WHO alert, Nipah virus: 2 deaths in India

There were six cases in total. Containment measures activated in 8 villages of the affected district, contacts quarantined and subjected to tests

The World Health Organization (WHO) has issued an alert for a Nipah virus outbreak in India. From 12 to 15 September 2023, reports the UN health agency, the Ministry of Health and Family Welfare of the Government of India recorded 6 laboratory confirmed cases, of which two died, in Kozhikode district, Kerala. The source of contagion of the first case is unknown, the others were family (2) and hospital contacts of the first patient. The people found infected are all males aged between 9 and 45.

Patient ‘one’ presented to hospital with pneumonia and acute respiratory distress syndrome (Ards) and was admitted in late August. He died a few days after hospitalization. As of September 27, the WHO reports, the four patients under treatment remain clinically stable. 1,288 contacts of the confirmed cases have been traced, including high-risk contacts and healthcare workers, who are under quarantine and monitoring for 21 days. Since September 12, 387 samples have been tested, of which 6 cases tested positive for Nipah virus infection and all the remaining negative. No new cases have been detected since September 15. “This is the sixth Nipah virus epidemic in India since 2001”, notes the WHO.

It is a zoonotic disease, and the virus is transmitted to humans through contact with infected animals, such as bats and pigs. But direct contact with an infected person can also lead to transmission, although this route is less common, the WHO specifies. People affected by Nipah virus can experience serious symptoms, including acute respiratory infections and fatal encephalitis. The only way to reduce or prevent contagion is to take preventive measures to protect oneself, explains the UN agency, while case management should focus on providing patients with supportive therapies and intensive support for serious respiratory and neurological complications.
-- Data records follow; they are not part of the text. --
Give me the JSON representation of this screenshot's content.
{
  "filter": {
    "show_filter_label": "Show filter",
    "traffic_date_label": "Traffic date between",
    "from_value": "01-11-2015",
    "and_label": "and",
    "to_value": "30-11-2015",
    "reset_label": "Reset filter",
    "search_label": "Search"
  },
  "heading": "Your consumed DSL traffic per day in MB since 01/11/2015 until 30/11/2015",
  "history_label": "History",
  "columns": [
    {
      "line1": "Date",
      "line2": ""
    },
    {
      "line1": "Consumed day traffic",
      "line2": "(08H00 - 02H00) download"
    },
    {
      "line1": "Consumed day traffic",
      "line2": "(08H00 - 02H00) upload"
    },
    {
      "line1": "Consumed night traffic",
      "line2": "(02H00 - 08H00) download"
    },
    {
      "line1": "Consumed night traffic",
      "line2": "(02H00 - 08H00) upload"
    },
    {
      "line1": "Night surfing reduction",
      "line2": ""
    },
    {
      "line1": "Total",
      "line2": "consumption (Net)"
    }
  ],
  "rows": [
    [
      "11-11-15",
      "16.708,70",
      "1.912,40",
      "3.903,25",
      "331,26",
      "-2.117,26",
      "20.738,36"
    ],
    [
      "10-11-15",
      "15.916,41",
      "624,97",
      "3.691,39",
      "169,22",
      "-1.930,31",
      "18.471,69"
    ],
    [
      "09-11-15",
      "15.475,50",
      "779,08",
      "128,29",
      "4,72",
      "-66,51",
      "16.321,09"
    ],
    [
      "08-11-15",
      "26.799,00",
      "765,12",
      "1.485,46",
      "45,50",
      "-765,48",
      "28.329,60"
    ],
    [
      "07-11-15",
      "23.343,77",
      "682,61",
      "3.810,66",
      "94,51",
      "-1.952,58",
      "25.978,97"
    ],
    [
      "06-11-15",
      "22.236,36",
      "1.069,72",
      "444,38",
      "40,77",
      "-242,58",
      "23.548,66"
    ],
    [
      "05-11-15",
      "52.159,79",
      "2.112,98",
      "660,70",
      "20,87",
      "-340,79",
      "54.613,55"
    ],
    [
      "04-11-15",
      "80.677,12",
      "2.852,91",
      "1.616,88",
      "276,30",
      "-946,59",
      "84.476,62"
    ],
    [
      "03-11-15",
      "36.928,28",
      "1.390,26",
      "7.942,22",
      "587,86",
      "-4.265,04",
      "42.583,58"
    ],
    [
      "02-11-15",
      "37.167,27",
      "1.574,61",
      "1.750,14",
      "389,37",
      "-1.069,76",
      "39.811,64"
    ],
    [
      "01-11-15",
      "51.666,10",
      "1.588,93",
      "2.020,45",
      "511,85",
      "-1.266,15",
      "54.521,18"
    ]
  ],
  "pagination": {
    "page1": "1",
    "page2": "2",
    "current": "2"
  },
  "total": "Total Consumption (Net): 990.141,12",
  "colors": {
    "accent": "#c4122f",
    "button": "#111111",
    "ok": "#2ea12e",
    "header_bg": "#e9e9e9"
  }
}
Since the first case was intercepted, India has put in place a system of coordination of response to the epidemic with the aim of containing cases and raised the level of surveillance and contact tracing, also raising awareness among the population of the risks.

The government’s response measures also included declaring containment zones in 9 villages in Kozhikode district with restrictions on movement, social distancing and mandatory use of masks in public spaces. The government has restricted major public events in Kozhikode district until October 1, 2023. Notices have finally been issued to neighboring districts and states for increased surveillance.

According to India’s National Institute of Virology (NIV) in Pune, the virus found in Kerala has been identified as Indian genotype or genotype I and is similar to the Nipah virus strain found in Bangladesh. Mortality rates in epidemics in Bangladesh, India, Malaysia and Singapore typically range from 40% to 100%. There are currently no effective therapies or vaccines available for this disease.